Si sono appena spenti i riflettori sull’ultimo G20 e COP26, lasciandoci con obbiettivi ambientali che, data la palese criticità della situazione, possiamo considerare quasi utopistici.
La tutela dell’ambiente (inteso come interazione di tutte le specie viventi, il clima, il tempo e le risorse naturali che influenzano la specie umana) è un bene primario globale, ed è ormai palese a tutti che ci troviamo, se non sull’orlo del baratro, su una discesa sempre più ripida.
Tutti vogliono fare qualcosa, tutti gridano che bisogna fare qualcosa, ma tendiamo sempre a pensare che tocca ai Grandi mettere in campo le soluzioni migliori.
Vero, certe scelte devono necessariamente essere prese e messe in atto da chi guida gli Stati, traducendo poi gli obbiettivi in regolamenti/ direttive/ leggi che ogni singolo Paese dovrà poi applicare. In Italia la normativa di riferimento, compresi i successivi correttivi / integrazioni / modificazioni, è il Decreto Legislativo n.152 del 03/04/2006.
Si spazia dalle valutazioni e autorizzazioni in campo ambientale, alla difesa di suolo e acque dall’inquinamento, le risorse idriche, la gestione dei rifiuti, la tutela dell’aria, la tutela risarcitoria contro i danni all’ambiente.
E’ un disposto legislativo “vivo”, in costante aggiornamento recependo tutte le direttive e regolamenti internazionali e comunitari UE in costante evoluzione con le tecnologie e le necessità di tutelare il patrimonio ambientale. Tutte le attività produttive, dal “semplice” negozio al grande sito industriale strategico, devono sottostare a quanto prescritto nel sunnominato decreto.
Tutelare l’ambiente, nella sua complessità, può comunque tradursi in pochi e semplici capisaldi:
Sembra scontato, ma è necessario tutelare al meglio quanto ci è rimasto…che non è poco, ma neppure illimitato. Desertificazioni, depauperamento idrico, peggioramento della qualità dell’aria, cambiamenti climatici “imprevedibili” riducono lo “spazio vitale accettabile” planetario, con le evidenti conseguenze che quotidianamente vengono riportate dai mass media.
Non sono infinite.

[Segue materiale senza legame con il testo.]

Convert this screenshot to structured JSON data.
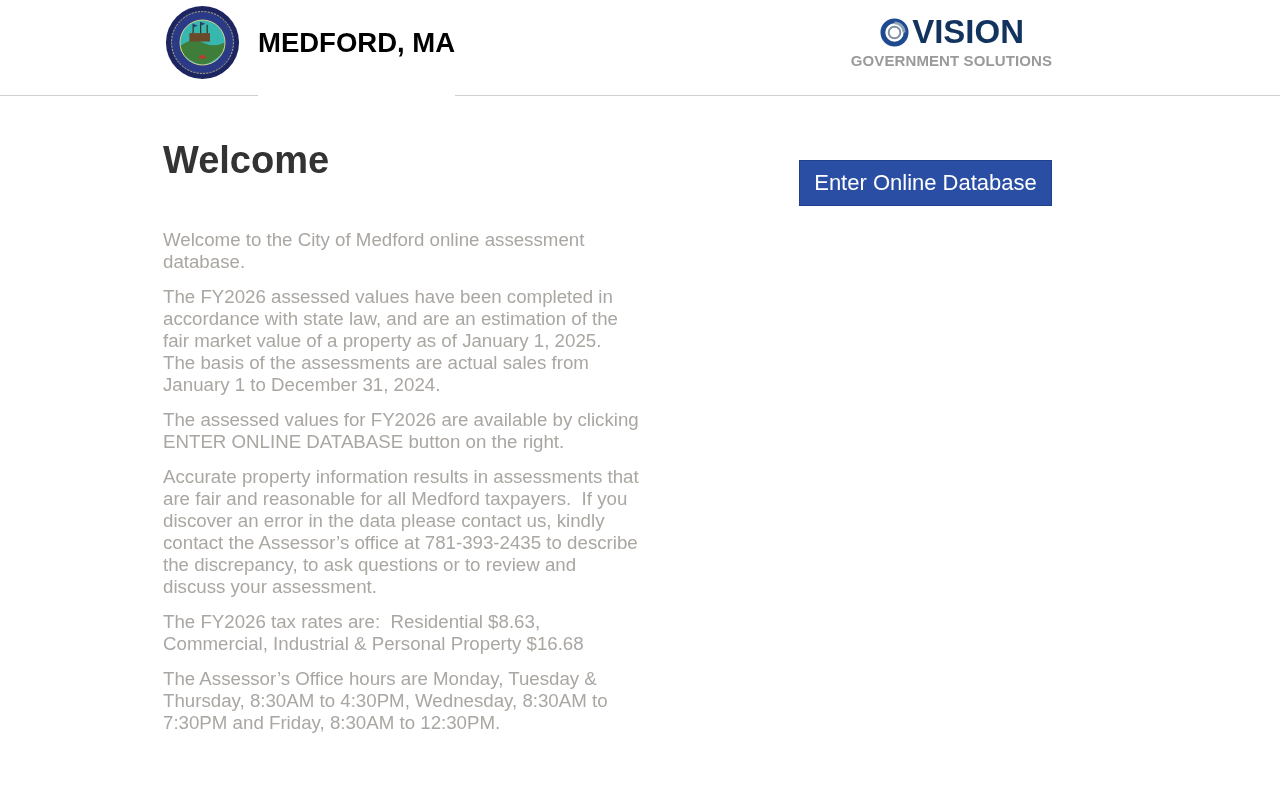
{
  "header": {
    "city_title": "MEDFORD, MA",
    "vendor_logo": {
      "wordmark": "VISION",
      "tagline": "GOVERNMENT SOLUTIONS"
    }
  },
  "welcome": {
    "title": "Welcome",
    "paragraphs": [
      "Welcome to the City of Medford online assessment database.",
      "The FY2026 assessed values have been completed in accordance with state law, and are an estimation of the fair market value of a property as of January 1, 2025.  The basis of the assessments are actual sales from January 1 to December 31, 2024.",
      "The assessed values for FY2026 are available by clicking ENTER ONLINE DATABASE button on the right.",
      "Accurate property information results in assessments that are fair and reasonable for all Medford taxpayers.  If you discover an error in the data please contact us, kindly contact the Assessor’s office at 781-393-2435 to describe the discrepancy, to ask questions or to review and discuss your assessment.",
      "The FY2026 tax rates are:  Residential $8.63, Commercial, Industrial & Personal Property $16.68",
      "The Assessor’s Office hours are Monday, Tuesday & Thursday, 8:30AM to 4:30PM, Wednesday, 8:30AM to 7:30PM and Friday, 8:30AM to 12:30PM."
    ]
  },
  "enter_button": {
    "label": "Enter Online Database"
  }
}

O meglio non sono infinite le risorse disponibili con le tecnologie attuali. Fintanto che non verranno trovate alternative (e ci sono, ma devono ancora trovare la loro strada consolidata), dobbiamo tenere da conto il più possibile quanto ci è rimasto a disposizione.
Dal piccolo (la gestione quotidiana di casa) al grande (le attività produttive), tutti devono fare la loro parte per ridurre quanto può danneggiare (anche a lungo termine) non solo l’ambiente, ma anche la salute delle persone (che con l’ambiente è fortemente connessa).
Le sanzioni per chi non rispetta la normativa di tutela ambientale sono pesanti, visto la crucialità dell’argomento (ed è prevedibile che con il tempo tenderanno ad inasprirsi): sono reati di natura penale perché possono causare gravi danni e rischi all’ambiente stesso e alla salute umana.
Danni spesso irreparabili o non arginabili in tempi “umani”, con costi elevatissimi (basti pensare ai danni da inquinamento nelle falde acquifere, nei terreni contaminati e inutilizzabili per decenni, ecc…).
Le sanzioni penali devono essere efficaci, proporzionate e dissuasive, sia che si tratti di punire atteggiamenti intenzionali sia meramente negligenti.